A Nice Green Leaf: A properly great day


Can you guess whose greenhouse this is?

He's the coolest Englishman who ever lived, including William Shakespeare, who does come a close second. And to anyone who says different, I say: pajamas.

Today is the 150th anniversary of Chas Darwin reading a joint paper to the Linnaean Society concerning his new theory of evolution. This is his greenhouse, full of the insectivorous plants he studied.
Darwin is best known for his work on Galapagos finches, giant tortoises, coral reefs and barnacles. But his studies of plants are less well-known. Perhaps it's something to do with the titles: "Various Contrivances By Which British and Foreign Orchids are Fertilized by Insects" doesn't exactly sell itself. And didn't at the time either.

Now New York Botanic Garden have put on an exhibition to get Darwin's botanical work better known. The catalogue is great entertainment for a Darwin-lover like me, including the beautiful teaching charts used by Henslow, his botany teacher at Cambridge; and records of his home "Weed Garden", which involved clearing off turf and recording the species which recolonized.
(Come on! A Weed Garden! It's so cool! Can I get away with that as an excuse to the allotment committee?)
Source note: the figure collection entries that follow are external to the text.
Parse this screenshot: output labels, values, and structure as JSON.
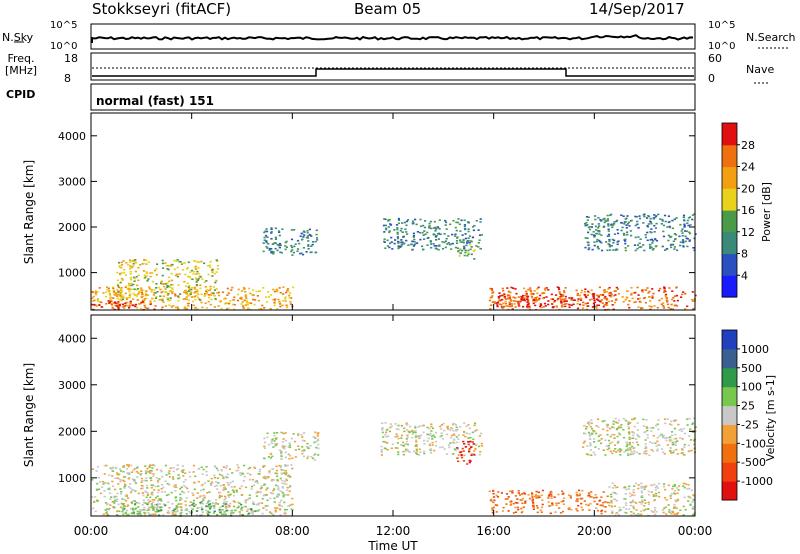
{
  "header": {
    "station": "Stokkseyri (fitACF)",
    "beam": "Beam 05",
    "date": "14/Sep/2017"
  },
  "noise_panel": {
    "left_label": "N.Sky",
    "right_label": "N.Search",
    "left_ticks": [
      "10^5",
      "10^0"
    ],
    "right_ticks": [
      "10^5",
      "10^0"
    ]
  },
  "freq_panel": {
    "left_label_line1": "Freq.",
    "left_label_line2": "[MHz]",
    "left_ticks": [
      "18",
      "8"
    ],
    "right_label": "Nave",
    "right_ticks": [
      "60",
      "0"
    ]
  },
  "cpid_panel": {
    "label": "CPID",
    "mode_text": "normal (fast) 151"
  },
  "chart_data": [
    {
      "type": "heatmap",
      "name": "Power",
      "ylabel": "Slant Range [km]",
      "yticks": [
        1000,
        2000,
        3000,
        4000
      ],
      "ylim": [
        180,
        4500
      ],
      "colorbar": {
        "label": "Power [dB]",
        "ticks": [
          "4",
          "8",
          "12",
          "16",
          "20",
          "24",
          "28"
        ],
        "colors": [
          "#1a1aff",
          "#2a4fc0",
          "#3a8a7a",
          "#4a9a4a",
          "#e8d21c",
          "#f2a010",
          "#f07010",
          "#e01010"
        ]
      },
      "echo_regions": [
        {
          "t0": 0.0,
          "t1": 8.0,
          "r0": 200,
          "r1": 700,
          "level": 5
        },
        {
          "t0": 0.0,
          "t1": 2.5,
          "r0": 200,
          "r1": 400,
          "level": 7
        },
        {
          "t0": 1.0,
          "t1": 5.0,
          "r0": 400,
          "r1": 1300,
          "level": 4
        },
        {
          "t0": 6.8,
          "t1": 9.0,
          "r0": 1400,
          "r1": 2000,
          "level": 2
        },
        {
          "t0": 11.5,
          "t1": 15.5,
          "r0": 1500,
          "r1": 2200,
          "level": 2
        },
        {
          "t0": 14.5,
          "t1": 15.2,
          "r0": 1300,
          "r1": 1800,
          "level": 3
        },
        {
          "t0": 15.8,
          "t1": 24.0,
          "r0": 200,
          "r1": 700,
          "level": 6
        },
        {
          "t0": 16.0,
          "t1": 20.5,
          "r0": 250,
          "r1": 550,
          "level": 7
        },
        {
          "t0": 19.5,
          "t1": 24.0,
          "r0": 1500,
          "r1": 2300,
          "level": 2
        }
      ]
    },
    {
      "type": "heatmap",
      "name": "Velocity",
      "ylabel": "Slant Range [km]",
      "yticks": [
        1000,
        2000,
        3000,
        4000
      ],
      "ylim": [
        180,
        4500
      ],
      "colorbar": {
        "label": "Velocity [m s-1]",
        "ticks": [
          "1000",
          "500",
          "100",
          "25",
          "-25",
          "-100",
          "-500",
          "-1000"
        ],
        "colors": [
          "#2040c0",
          "#3a6090",
          "#2f9a4a",
          "#78c850",
          "#c8c8c8",
          "#f4a038",
          "#f07010",
          "#f04010",
          "#e01010"
        ]
      },
      "echo_regions": [
        {
          "t0": 0.0,
          "t1": 8.0,
          "r0": 200,
          "r1": 1300,
          "level": 4
        },
        {
          "t0": 0.5,
          "t1": 6.5,
          "r0": 200,
          "r1": 500,
          "level": 3
        },
        {
          "t0": 6.8,
          "t1": 9.0,
          "r0": 1400,
          "r1": 2000,
          "level": 4
        },
        {
          "t0": 11.5,
          "t1": 15.5,
          "r0": 1500,
          "r1": 2200,
          "level": 4
        },
        {
          "t0": 14.5,
          "t1": 15.2,
          "r0": 1300,
          "r1": 1800,
          "level": 8
        },
        {
          "t0": 15.8,
          "t1": 20.5,
          "r0": 250,
          "r1": 750,
          "level": 6
        },
        {
          "t0": 20.5,
          "t1": 24.0,
          "r0": 200,
          "r1": 900,
          "level": 4
        },
        {
          "t0": 19.5,
          "t1": 24.0,
          "r0": 1500,
          "r1": 2300,
          "level": 4
        }
      ]
    }
  ],
  "x_axis": {
    "label": "Time UT",
    "ticks": [
      "00:00",
      "04:00",
      "08:00",
      "12:00",
      "16:00",
      "20:00",
      "00:00"
    ],
    "range_hours": [
      0,
      24
    ]
  }
}
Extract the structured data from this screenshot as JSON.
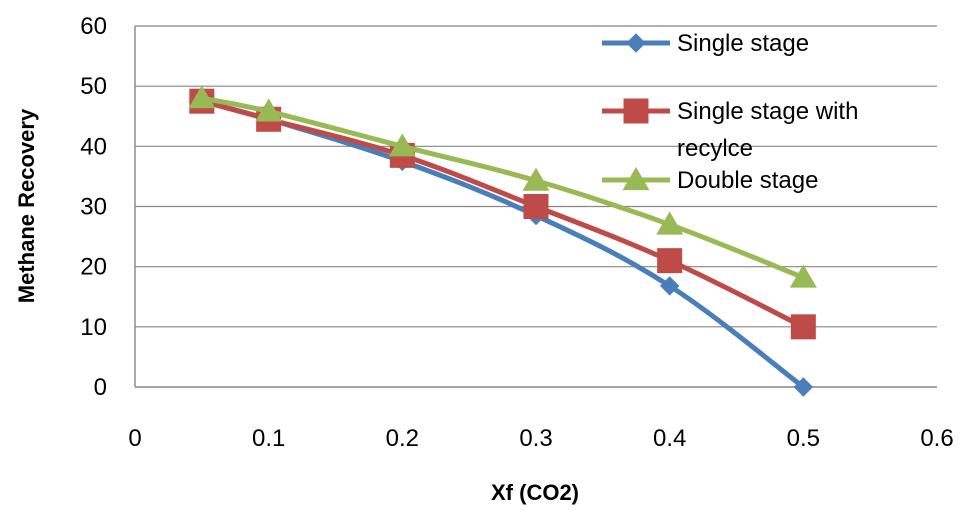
{
  "chart_data": {
    "type": "line",
    "title": "",
    "xlabel": "Xf (CO2)",
    "ylabel": "Methane Recovery",
    "xlim": [
      0,
      0.6
    ],
    "ylim": [
      0,
      60
    ],
    "xticks": [
      "0",
      "0.1",
      "0.2",
      "0.3",
      "0.4",
      "0.5",
      "0.6"
    ],
    "yticks": [
      "0",
      "10",
      "20",
      "30",
      "40",
      "50",
      "60"
    ],
    "grid": "horizontal",
    "legend_position": "top-right",
    "series": [
      {
        "name": "Single stage",
        "color": "#4a7ebb",
        "marker": "diamond",
        "x": [
          0.05,
          0.1,
          0.2,
          0.3,
          0.4,
          0.5
        ],
        "y": [
          47.5,
          44.5,
          37.5,
          28.5,
          16.8,
          0
        ]
      },
      {
        "name": "Single stage with recylce",
        "name_lines": [
          "Single stage with",
          "recylce"
        ],
        "color": "#be4b48",
        "marker": "square",
        "x": [
          0.05,
          0.1,
          0.2,
          0.3,
          0.4,
          0.5
        ],
        "y": [
          47.5,
          44.5,
          38.5,
          30,
          21,
          10
        ]
      },
      {
        "name": "Double stage",
        "color": "#98b954",
        "marker": "triangle",
        "x": [
          0.05,
          0.1,
          0.2,
          0.3,
          0.4,
          0.5
        ],
        "y": [
          48,
          45.8,
          40,
          34.3,
          27,
          18.2
        ]
      }
    ]
  }
}
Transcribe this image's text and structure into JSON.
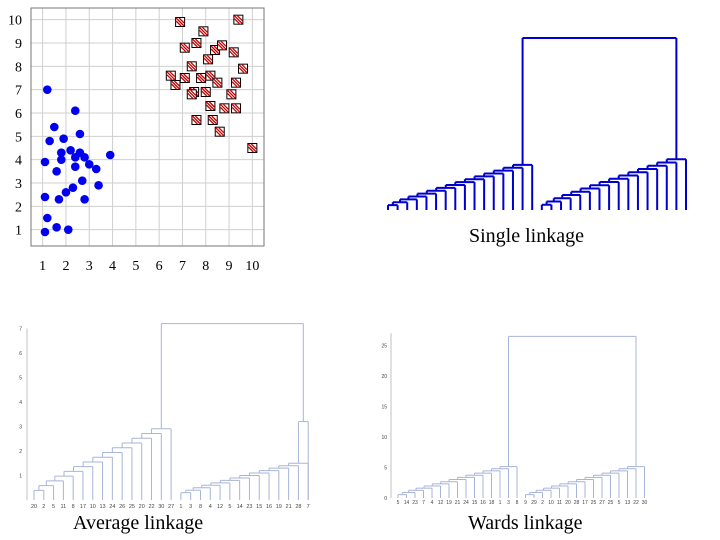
{
  "chart_data": [
    {
      "type": "scatter",
      "xlim": [
        0.5,
        10.5
      ],
      "ylim": [
        0.3,
        10.5
      ],
      "x_ticks": [
        "1",
        "2",
        "3",
        "4",
        "5",
        "6",
        "7",
        "8",
        "9",
        "10"
      ],
      "y_ticks": [
        "1",
        "2",
        "3",
        "4",
        "5",
        "6",
        "7",
        "8",
        "9",
        "10"
      ],
      "grid": true,
      "series": [
        {
          "marker": "circle",
          "color": "#0000ee",
          "points": [
            [
              1.1,
              0.9
            ],
            [
              1.2,
              1.5
            ],
            [
              1.1,
              2.4
            ],
            [
              1.1,
              3.9
            ],
            [
              1.3,
              4.8
            ],
            [
              1.5,
              5.4
            ],
            [
              1.2,
              7.0
            ],
            [
              1.6,
              3.5
            ],
            [
              1.7,
              2.3
            ],
            [
              1.8,
              4.0
            ],
            [
              1.8,
              4.3
            ],
            [
              1.9,
              4.9
            ],
            [
              1.6,
              1.1
            ],
            [
              2.1,
              1.0
            ],
            [
              2.0,
              2.6
            ],
            [
              2.3,
              2.8
            ],
            [
              2.4,
              3.7
            ],
            [
              2.4,
              4.1
            ],
            [
              2.2,
              4.4
            ],
            [
              2.4,
              6.1
            ],
            [
              2.6,
              5.1
            ],
            [
              2.7,
              3.1
            ],
            [
              2.8,
              4.1
            ],
            [
              2.6,
              4.3
            ],
            [
              2.8,
              2.3
            ],
            [
              3.0,
              3.8
            ],
            [
              3.3,
              3.6
            ],
            [
              3.4,
              2.9
            ],
            [
              3.9,
              4.2
            ]
          ]
        },
        {
          "marker": "hatched-square",
          "color": "#cc0000",
          "points": [
            [
              6.9,
              9.9
            ],
            [
              7.1,
              8.8
            ],
            [
              7.6,
              9.0
            ],
            [
              7.9,
              9.5
            ],
            [
              8.1,
              8.3
            ],
            [
              8.4,
              8.7
            ],
            [
              8.7,
              8.9
            ],
            [
              9.4,
              10.0
            ],
            [
              9.2,
              8.6
            ],
            [
              9.6,
              7.9
            ],
            [
              6.5,
              7.6
            ],
            [
              6.7,
              7.2
            ],
            [
              7.1,
              7.5
            ],
            [
              7.4,
              8.0
            ],
            [
              7.5,
              6.9
            ],
            [
              7.8,
              7.5
            ],
            [
              8.2,
              7.6
            ],
            [
              8.5,
              7.3
            ],
            [
              8.0,
              6.9
            ],
            [
              8.2,
              6.3
            ],
            [
              7.4,
              6.8
            ],
            [
              8.8,
              6.2
            ],
            [
              9.1,
              6.8
            ],
            [
              9.3,
              6.2
            ],
            [
              9.3,
              7.3
            ],
            [
              7.6,
              5.7
            ],
            [
              8.3,
              5.7
            ],
            [
              8.6,
              5.2
            ],
            [
              10.0,
              4.5
            ]
          ]
        }
      ]
    },
    {
      "type": "dendrogram",
      "caption": "Single linkage",
      "color": "#0000cc",
      "leaves": 32,
      "root": 8.6,
      "left_subtree_height": 2.3,
      "right_subtree_height": 2.6
    },
    {
      "type": "dendrogram",
      "caption": "Average linkage",
      "color": "#a8b4d8",
      "y_ticks": [
        "1",
        "2",
        "3",
        "4",
        "5",
        "6",
        "7"
      ],
      "leaf_labels": [
        "20",
        "2",
        "5",
        "11",
        "8",
        "17",
        "10",
        "13",
        "24",
        "26",
        "25",
        "20",
        "22",
        "30",
        "27",
        "1",
        "3",
        "8",
        "4",
        "12",
        "5",
        "14",
        "23",
        "15",
        "16",
        "19",
        "21",
        "28",
        "7"
      ]
    },
    {
      "type": "dendrogram",
      "caption": "Wards linkage",
      "color": "#a8b4d8",
      "y_ticks": [
        "0",
        "5",
        "10",
        "15",
        "20",
        "25"
      ],
      "leaf_labels": [
        "5",
        "14",
        "23",
        "7",
        "4",
        "12",
        "19",
        "21",
        "24",
        "15",
        "16",
        "18",
        "1",
        "3",
        "8",
        "9",
        "29",
        "2",
        "10",
        "11",
        "20",
        "28",
        "17",
        "25",
        "27",
        "25",
        "5",
        "13",
        "22",
        "30"
      ]
    }
  ]
}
Dsc_1983jpegBut if I don't get to NYC to see the show, I reckon the best way to get in touch with Darwin and his plants is to go to Down House
and see the garden and the greenhouse. The gardeners there have
recently started growing heritage vegetables which just adds to the
atmosphere - as if Darwin just popped out for a walk. (And you can get
really good audioguides narrated by David Attenborough. And even see
Darwin's office with a firefront dog basket.)

We should be celebrating this anniversary, and next year's of the publication of the Origin, with enormous excitement. This is a humungus scientific breakthrough that totally belongs to us in the UK, and which completely changed our view of the world. Break open something fizzy today, even if it's just a Fanta, and please be upstanding for Mr Charles Darwin.